British Airways passengers had to leave Heathrow without their luggage after the airline lost bags. BA blamed high winds caused by storms for disruption to its ground-handling system at Terminal 5.
On Saturday a Virgin Atlantic flight from Islamabad to Manchester was cancelled, tracking data from FlightRadar24 showed.
A representative for British Airways told The National that some flights scheduled for Monday had to be cancelled due to the weather.
They said the “vast majority” of flights in and out of the UK were expected to go ahead but they “have had to cancel and delay a number of flights” due to the storms.
On Monday morning Emirates and easyJet said no flights had been cancelled.
Storm Franklin made landfall overnight days after three people were killed as Storm Eunice made its way across the country. Earlier, Storm Dudley had wreaked havoc on communities up and down the UK.

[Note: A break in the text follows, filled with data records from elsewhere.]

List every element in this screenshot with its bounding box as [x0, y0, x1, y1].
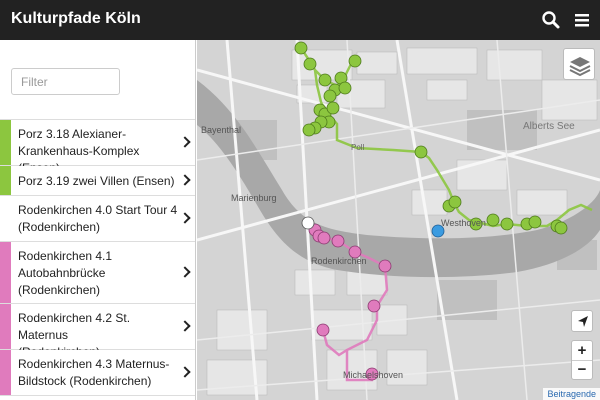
- label-alberts-see: Alberts See: [523, 121, 575, 132]
- list-item-label-line: Porz 3.18 Alexianer-: [18, 127, 127, 141]
- search-icon[interactable]: [541, 10, 561, 30]
- route-color-bar: [0, 350, 11, 395]
- label-westhoven: Westhoven: [441, 218, 486, 228]
- attribution-link[interactable]: Beitragende: [543, 388, 600, 400]
- list-item[interactable]: Rodenkirchen 4.3 Maternus- Bildstock (Rod…: [0, 350, 195, 396]
- list-item-label-line: Porz 3.19 zwei Villen (Ensen): [18, 173, 175, 188]
- list-item[interactable]: Porz 3.19 zwei Villen (Ensen): [0, 166, 195, 196]
- zoom-control: + −: [571, 340, 593, 380]
- sidebar: Porz 3.18 Alexianer-Krankenhaus-Komplex …: [0, 40, 196, 400]
- app-header: Kulturpfade Köln: [0, 0, 600, 40]
- list-item-label-line: Rodenkirchen 4.0 Start Tour 4: [18, 203, 178, 217]
- route-color-bar: [0, 242, 11, 303]
- label-marienburg: Marienburg: [231, 193, 277, 203]
- list-item-label: Porz 3.19 zwei Villen (Ensen): [18, 173, 179, 190]
- route-color-bar: [0, 166, 11, 195]
- list-item-label: Rodenkirchen 4.1 Autobahnbrücke (Rodenkirc…: [18, 248, 179, 299]
- zoom-in-button[interactable]: +: [572, 341, 592, 361]
- filter-input[interactable]: [11, 68, 120, 95]
- locate-button[interactable]: [571, 310, 593, 332]
- layers-icon: [569, 57, 591, 77]
- chevron-right-icon: [179, 320, 191, 332]
- layers-button[interactable]: [563, 48, 595, 80]
- list-item-label-line: Bildstock (Rodenkirchen): [18, 374, 152, 388]
- list-item-label-line: Rodenkirchen 4.2 St. Maternus: [18, 311, 131, 342]
- map-view[interactable]: Bayenthal Marienburg Westhoven Rodenkirc…: [197, 40, 600, 400]
- hamburger-menu-icon[interactable]: [574, 10, 594, 30]
- route-color-bar: [0, 304, 11, 349]
- list-item-label: Rodenkirchen 4.0 Start Tour 4 (Rodenkirch…: [18, 202, 179, 236]
- list-item-label-line: (Rodenkirchen): [18, 282, 101, 297]
- list-item-label-line: Autobahnbrücke: [18, 265, 106, 280]
- chevron-right-icon: [179, 212, 191, 224]
- app-title: Kulturpfade Köln: [11, 10, 141, 27]
- list-item[interactable]: Rodenkirchen 4.2 St. Maternus(Rodenkirch…: [0, 304, 195, 359]
- filter-section: [0, 40, 195, 120]
- list-item[interactable]: Porz 3.18 Alexianer- Krankenhaus-Komplex …: [0, 120, 195, 175]
- label-michaelshoven: Michaelshoven: [343, 370, 403, 380]
- route-color-bar: [0, 120, 11, 165]
- list-item[interactable]: Rodenkirchen 4.0 Start Tour 4 (Rodenkirch…: [0, 196, 195, 242]
- list-item-label-line: Rodenkirchen 4.1: [18, 248, 113, 263]
- chevron-right-icon: [179, 366, 191, 378]
- label-poll: Poll: [351, 143, 365, 152]
- label-bayenthal: Bayenthal: [201, 125, 241, 135]
- chevron-right-icon: [179, 136, 191, 148]
- list-item-label: Rodenkirchen 4.3 Maternus- Bildstock (Rod…: [18, 356, 179, 390]
- chevron-right-icon: [179, 266, 191, 278]
- tour-stop-list: Porz 3.18 Alexianer- Krankenhaus-Komplex …: [0, 120, 195, 396]
- chevron-right-icon: [179, 174, 191, 186]
- map-canvas[interactable]: Bayenthal Marienburg Westhoven Rodenkirc…: [197, 40, 600, 400]
- label-rodenkirchen: Rodenkirchen: [311, 256, 367, 266]
- list-item-label-line: Rodenkirchen 4.3 Maternus-: [18, 357, 170, 371]
- location-arrow-icon: [578, 316, 588, 327]
- list-item[interactable]: Rodenkirchen 4.1 Autobahnbrücke (Rodenkirc…: [0, 242, 195, 304]
- list-item-label-line: (Rodenkirchen): [18, 220, 101, 234]
- zoom-out-button[interactable]: −: [572, 361, 592, 380]
- route-color-bar: [0, 196, 11, 241]
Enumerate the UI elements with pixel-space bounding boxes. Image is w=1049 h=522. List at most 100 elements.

The arrival of the storms in quick succession marked the first time three named storms hit the UK since the system was introduced seven years ago.
People across the UK have been told to expect "major disruption" to travel as heavy rains and ferocious winds are expected to sweep across the country.
The Met Office issued multiple weather warnings included an amber warning for wind which could cause “travel delays, road and rail closures, power cuts and the potential risk to life and property” in Northern Ireland from midnight until 7am on Monday.
Milder yellow warnings have been imposed for wind cover England, Wales and the south-western edge of Scotland for noon until 3pm on Monday.
People in Northern Ireland are braced for delays and cancellations to rail, sea, air and road travel. Authorities warned people living in coastal areas of the dangers of large waves, falling trees and damage to power lines.
Gusts of up to 110kph were expected inland while 130kph gales forecast on the coast.
Train operator Northern has issued a “do not travel” alert to passengers due to the bad weather.
There is severe disruption on many of its routes, including between Sheffield and Manchester, Scarborough and Hull, York and Sheffield, Bradford and Leeds, Chester and Manchester, and Carlisle and Newcastle.
Northern shared a photograph on social media showing the rail line through Rotherham station in South Yorkshire completely submerged in water to the extent that the tracks are not visible. The company has been forced to cancel a number of services.